Ce projet d’aéroport, vieux de plusieurs décennies (retrouver ici notre enquête)
Mais pour Jacques Auxiette, le financement public engagé est au contraire très raisonnable : 40 millions d’euros seulement pour la région entre 2011 et 2017, alors qu’elle en investit chaque année 600 millions. « Entretenir l’idée que ce aéroport peut être remis en cause, c’est de l’agitation inutile. » Porte-parole d’EELV, et vice-président de la région Pays de la Loire, Jean-Philippe Magnen n’en démord pas : ces expulsions marquent une volonté « d’accélération alors que l’on va rentrer dans un débat national sur les comptes publics et la révision du schéma national d’infrastructures de transport. Il y a la volonté d’imposer ce projet par l’évidence ». En août dernier, Delphine Batho, la ministre de l’écologie et de l’énergie, a manifesté son soutien à l’aéroport : « Je pense que c'est une infrastructure dont nous avons besoin. »

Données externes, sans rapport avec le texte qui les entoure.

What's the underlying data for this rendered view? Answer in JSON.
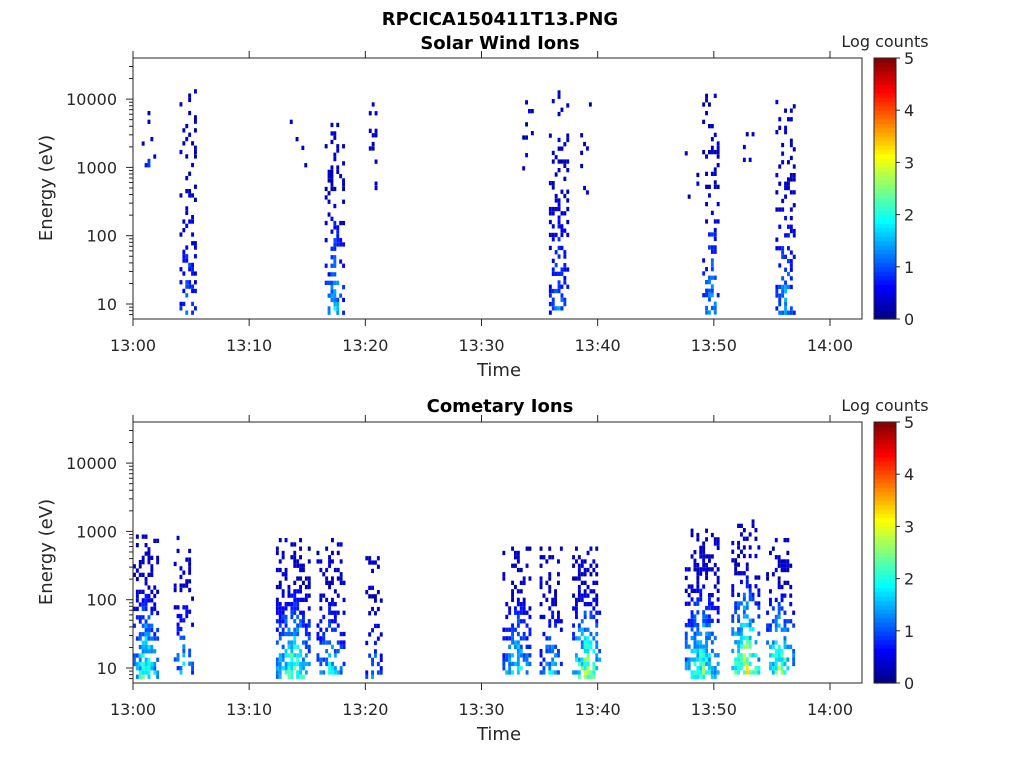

Le mouvement d’occupation a débuté il y a un peu plus de trois ans, initié par des militants d’inspiration libertaire opposés à l’aéroport et avides de terres cultivables libres pour y créer des communautés écologistes, autogérées et anti-autoritaires. Au fil du temps, des liens s’étaient tissés entre une partie d’entre eux et les riverains, essentiellement des agriculteurs. « Nous soutenons tous les occupants de la ZAD, ajoute Dominique Fresneau, porte-parole de l’ACIPA, l’association historique des opposants. Ils sont tous légitimes même s’ils ne sont pas légaux. »
Alors que les expulsions étaient toujours en cours, des opposants à l’aéroport tentaient de préparer le coup d’après : une campagne pour empêcher les démolitions, et pourquoi pas ensemencer de blé 250 hectares de parcelles. Certains rêvent déjà d’en récolter le foin au printemps prochain.